Manchester Cancer Research Centre, Division of Cancer Sciences, School of Medical Sciences, Faculty of Biology, Medicine and Health, University of Manchester, Manchester Academic Health Science Centre, UK; University of Manchester, Manchester Academic Health Science Centre, The Christie NHS Foundation Trust, UK.
University of Manchester, Manchester Academic Health Science Centre, The Christie NHS Foundation Trust, UK.
Radiother Oncol. 2020 Nov;152:177-182. doi: 10.1016/j.radonc.2020.04.008. Epub 2020 Apr 14.
A recent study of NSCLC patients showed small residual setup errors (shifts) in the direction of the heart following image-guidance were significantly related to overall survival. This study of the dosimetric effects of these residual shifts investigates the hypothesis that observed survival differences were related to a change in heart dose.
Accumulated doses including shifts for each fraction were determined for 475 NSCLC patients. Planning CTs and corresponding dose distributions were deformed to a reference. Image-based data-mining techniques were then applied to the difference between the planned and accumulated dose (Δdose) to determine where Δdose relates to 1-year survival. The significance of Δdose in the identified region was assessed using multivariable Cox analysis. The cohort was then split into octiles, based upon planned dose to the region, and multivariable Cox analysis performed for each sub-cohort to explore the dose response relationship. The identified dose threshold for damage was then tested in an independent validation cohort of 1482 NSCLC patients from the same institution.
Permutation testing identified a small region in the heart base where Δdose significantly correlated with 1-year survival. Δdose in this region showed no correlation with common clinical variables, and was significant in multivariable Cox regression (p < 0.001, hazard ratio 1.221/Gy), with increasing change in dose from plan resulting in greater risk of death. Octile analysis revealed Δdose to be significant only in the 7th octile, planning dose 16.2-23.4 Gy, suggesting a steep dose-effect relation for heart damage in this range. Taking 16.2 Gy as a conservative threshold dose, this result was successfully validated, with a significant difference being seen between patients with a region dose above or below 16.2 Gy.

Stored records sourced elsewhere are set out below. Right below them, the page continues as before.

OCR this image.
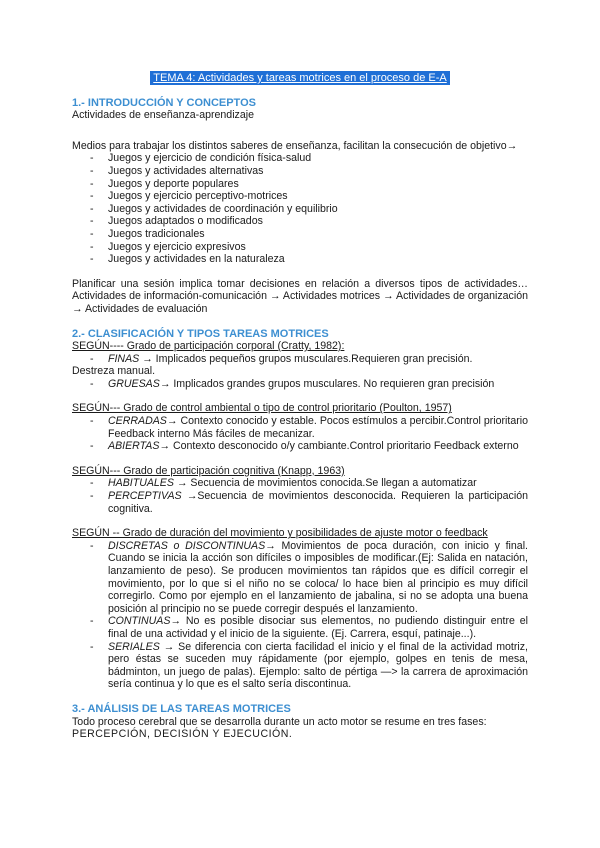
TEMA 4: Actividades y tareas motrices en el proceso de E-A

1.- INTRODUCCIÓN Y CONCEPTOS

Actividades de enseñanza-aprendizaje

Medios para trabajar los distintos saberes de enseñanza, facilitan la consecución de objetivo→

- Juegos y ejercicio de condición física-salud
- Juegos y actividades alternativas
- Juegos y deporte populares
- Juegos y ejercicio perceptivo-motrices
- Juegos y actividades de coordinación y equilibrio
- Juegos adaptados o modificados
- Juegos tradicionales
- Juegos y ejercicio expresivos
- Juegos y actividades en la naturaleza

Planificar una sesión implica tomar decisiones en relación a diversos tipos de actividades… Actividades de información-comunicación → Actividades motrices → Actividades de organización → Actividades de evaluación

2.- CLASIFICACIÓN Y TIPOS TAREAS MOTRICES

SEGÚN---- Grado de participación corporal (Cratty, 1982):

- FINAS → Implicados pequeños grupos musculares.Requieren gran precisión.

Destreza manual.

- GRUESAS→ Implicados grandes grupos musculares. No requieren gran precisión

SEGÚN--- Grado de control ambiental o tipo de control prioritario (Poulton, 1957)

- CERRADAS→ Contexto conocido y estable. Pocos estímulos a percibir.Control prioritario Feedback interno Más fáciles de mecanizar.
- ABIERTAS→ Contexto desconocido o/y cambiante.Control prioritario Feedback externo

SEGÚN--- Grado de participación cognitiva (Knapp, 1963)

- HABITUALES → Secuencia de movimientos conocida.Se llegan a automatizar
- PERCEPTIVAS →Secuencia de movimientos desconocida. Requieren la participación cognitiva.

SEGÚN -- Grado de duración del movimiento y posibilidades de ajuste motor o feedback

- DISCRETAS o DISCONTINUAS→ Movimientos de poca duración, con inicio y final. Cuando se inicia la acción son difíciles o imposibles de modificar.(Ej: Salida en natación, lanzamiento de peso). Se producen movimientos tan rápidos que es difícil corregir el movimiento, por lo que si el niño no se coloca/ lo hace bien al principio es muy difícil corregirlo. Como por ejemplo en el lanzamiento de jabalina, si no se adopta una buena posición al principio no se puede corregir después el lanzamiento.
- CONTINUAS→ No es posible disociar sus elementos, no pudiendo distinguir entre el final de una actividad y el inicio de la siguiente. (Ej. Carrera, esquí, patinaje...).
- SERIALES → Se diferencia con cierta facilidad el inicio y el final de la actividad motriz, pero éstas se suceden muy rápidamente (por ejemplo, golpes en tenis de mesa, bádminton, un juego de palas). Ejemplo: salto de pértiga —> la carrera de aproximación sería continua y lo que es el salto sería discontinua.

3.- ANÁLISIS DE LAS TAREAS MOTRICES

Todo proceso cerebral que se desarrolla durante un acto motor se resume en tres fases:

PERCEPCIÓN, DECISIÓN Y EJECUCIÓN.
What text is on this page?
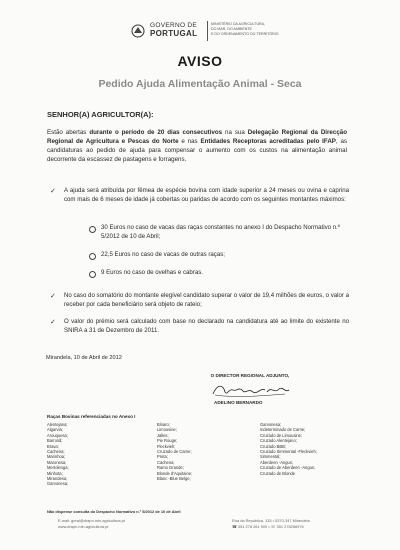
GOVERNO DE
PORTUGAL
MINISTÉRIO DA AGRICULTURA,
DO MAR, DO AMBIENTE
E DO ORDENAMENTO DO TERRITÓRIO
AVISO
Pedido Ajuda Alimentação Animal - Seca
SENHOR(A) AGRICULTOR(A):
Estão abertas durante o período de 20 dias consecutivos na sua Delegação Regional da Direcção Regional de Agricultura e Pescas do Norte e nas Entidades Receptoras acreditadas pelo IFAP, as candidaturas ao pedido de ajuda para compensar o aumento com os custos na alimentação animal decorrente da escassez de pastagens e forragens.
✓	A ajuda será atribuída por fêmea de espécie bovina com idade superior a 24 meses ou ovina e caprina com mais de 6 meses de idade já cobertas ou paridas de acordo com os seguintes montantes máximos:
30 Euros no caso de vacas das raças constantes no anexo I do Despacho Normativo n.º 5/2012 de 10 de Abril;
22,5 Euros no caso de vacas de outras raças;
9 Euros no caso de ovelhas e cabras.
✓	No caso do somatório do montante elegível candidato superar o valor de 19,4 milhões de euros, o valor a receber por cada beneficiário será objeto de rateio;
✓	O valor do prémio será calculado com base no declarado na candidatura até ao limite do existente no SNIRA a 31 de Dezembro de 2011.
Mirandela, 10 de Abril de 2012
O DIRECTOR REGIONAL ADJUNTO,
ADELINO BERNARDO
Raças Bovinas referenciadas no Anexo I
Alentejana;
Algarvia;
Arouquesa;
Barrosã;
Brava;
Cachena;
Marinhoa;
Maronesa;
Mertolenga;
Minhota;
Mirandesa;
Garvonesa;
Bísaro;
Limousine;
Jalles;
Pie Rouge;
Fleckvieh;
Cruzado de Carne;
Preta;
Cachena;
Ramo Grande;
Blonde d'Aquitaine;
Blanc -Blue Belge;
Garvonesa;
Indeterminado de Carne;
Cruzado de Limousine;
Cruzado Alentejano;
Cruzado BBB;
Cruzado Simmental -Fleckvieh;
Simmental;
Aberdeen -Angus;
Cruzado de Aberdeen -Angus;
Cruzado de Blonde
Não dispense consulta do Despacho Normativo n.º 5/2012 de 10 de Abril
E-mail: geral@drapn.min-agricultura.pt
www.drapn.min-agricultura.pt
Rua da República, 133 • 5370-347 Mirandela
☎ 351 278 261 900 • ☏ 351 278266976
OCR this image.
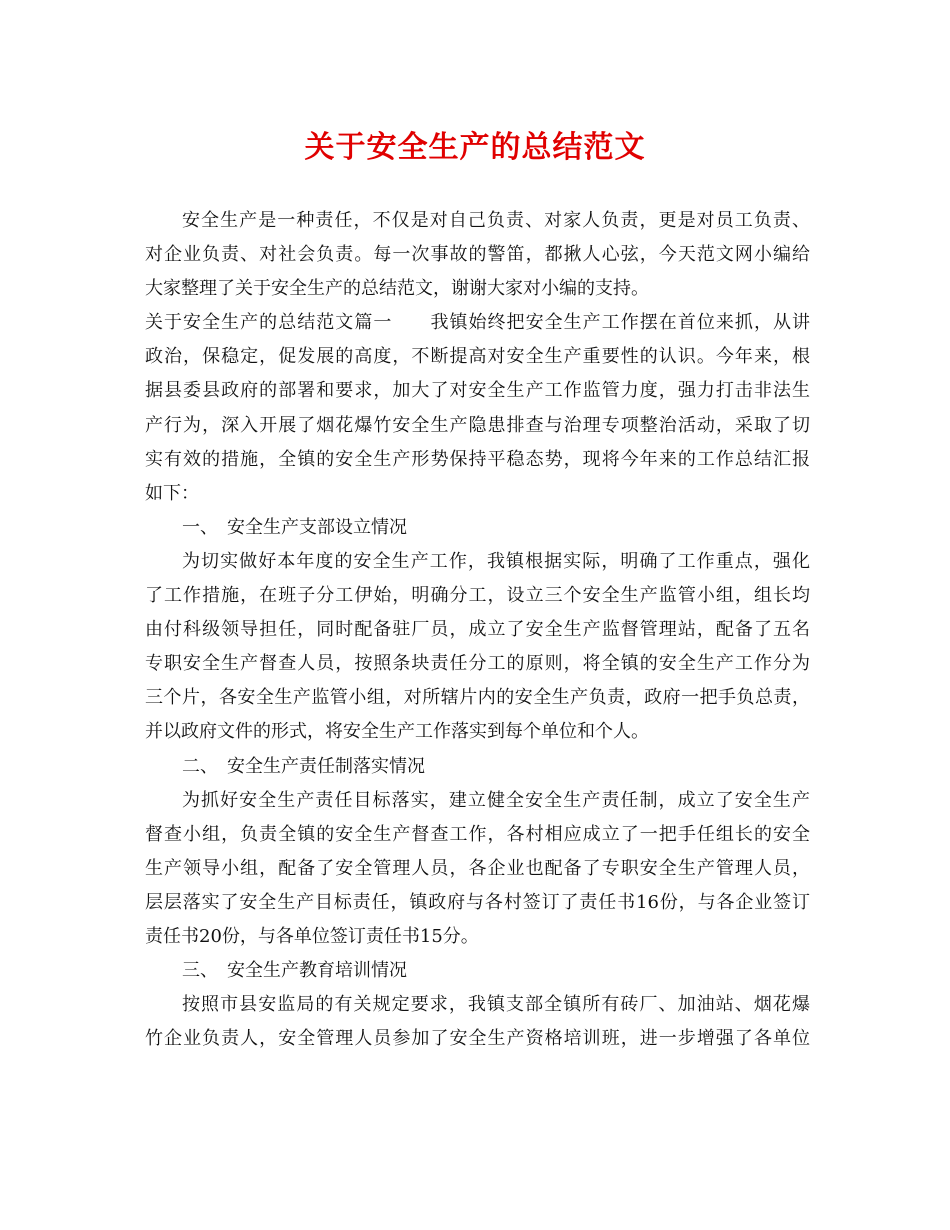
关于安全生产的总结范文

安全生产是一种责任，不仅是对自己负责、对家人负责，更是对员工负责、

对企业负责、对社会负责。每一次事故的警笛，都揪人心弦，今天范文网小编给

大家整理了关于安全生产的总结范文，谢谢大家对小编的支持。

关于安全生产的总结范文篇一　　我镇始终把安全生产工作摆在首位来抓，从讲

政治，保稳定，促发展的高度，不断提高对安全生产重要性的认识。今年来，根

据县委县政府的部署和要求，加大了对安全生产工作监管力度，强力打击非法生

产行为，深入开展了烟花爆竹安全生产隐患排查与治理专项整治活动，采取了切

实有效的措施，全镇的安全生产形势保持平稳态势，现将今年来的工作总结汇报

如下：

一、　安全生产支部设立情况

为切实做好本年度的安全生产工作，我镇根据实际，明确了工作重点，强化

了工作措施，在班子分工伊始，明确分工，设立三个安全生产监管小组，组长均

由付科级领导担任，同时配备驻厂员，成立了安全生产监督管理站，配备了五名

专职安全生产督查人员，按照条块责任分工的原则，将全镇的安全生产工作分为

三个片，各安全生产监管小组，对所辖片内的安全生产负责，政府一把手负总责，

并以政府文件的形式，将安全生产工作落实到每个单位和个人。

二、　安全生产责任制落实情况

为抓好安全生产责任目标落实，建立健全安全生产责任制，成立了安全生产

督查小组，负责全镇的安全生产督查工作，各村相应成立了一把手任组长的安全

生产领导小组，配备了安全管理人员，各企业也配备了专职安全生产管理人员，

层层落实了安全生产目标责任，镇政府与各村签订了责任书16份，与各企业签订

责任书20份，与各单位签订责任书15分。

三、　安全生产教育培训情况

按照市县安监局的有关规定要求，我镇支部全镇所有砖厂、加油站、烟花爆

竹企业负责人，安全管理人员参加了安全生产资格培训班，进一步增强了各单位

This study suggests the relation between residual set-up errors and survival is explained by changes in cardiac dose, and identifies an area at the heart base where dose is correlated with survival. Our results suggest the dose threshold for cardiac damage is between 16.2 and 23.4 Gy in the base of the heart, which was validated in an independent cohort. However, the dose effect in other regions of the heart should also be investigated.
最近一项针对非小细胞肺癌(NSCLC)患者的研究表明,在图像引导下,心脏方向的微小残余摆位误差(移位)与总生存显著相关。本研究调查了这些残余移位的剂量学效应,假设观察到的生存差异与心脏剂量的变化有关。
为 475 例 NSCLC 患者确定了每个分次的累积剂量,包括移位。将计划 CT 及其相应的剂量分布变形至参考值。然后,应用基于图像的数据挖掘技术来确定计划剂量与累积剂量(Δ剂量)之间的差异,以确定 Δ剂量与 1 年生存率的关系。采用多变量 Cox 分析评估所确定区域中 Δ剂量的显著性。然后,根据该区域的计划剂量将队列分为 8 个等分位数,并对每个子队列进行多变量 Cox 分析,以探讨剂量反应关系。然后,在来自同一机构的 1482 例 NSCLC 患者的独立验证队列中测试所确定的损伤剂量阈值。
随机检验确定了心脏基底的一个小区域,其中 Δ剂量与 1 年生存率显著相关。该区域的 Δ剂量与常见临床变量无关,在多变量 Cox 回归中具有统计学意义(p<0.001,风险比 1.221/Gy),随着计划剂量的增加,死亡风险增加。八进制分析显示,仅在第 7 个八进制,即计划剂量 16.2-23.4 Gy 时,Δ剂量具有统计学意义,提示在此范围内心脏损伤存在陡峭的剂量效应关系。将 16.2 Gy 作为保守的剂量阈值,该结果得到了成功验证,剂量高于或低于 16.2 Gy 的患者之间存在显著差异。
本研究表明,残余摆位误差与生存之间的关系可通过心脏剂量的变化来解释,并确定了心脏基底与生存相关的剂量区域。我们的结果表明,心脏损伤的剂量阈值在心脏基底的 16.2 至 23.4 Gy 之间,在独立队列中得到了验证。然而,还应研究心脏其他区域的剂量效应。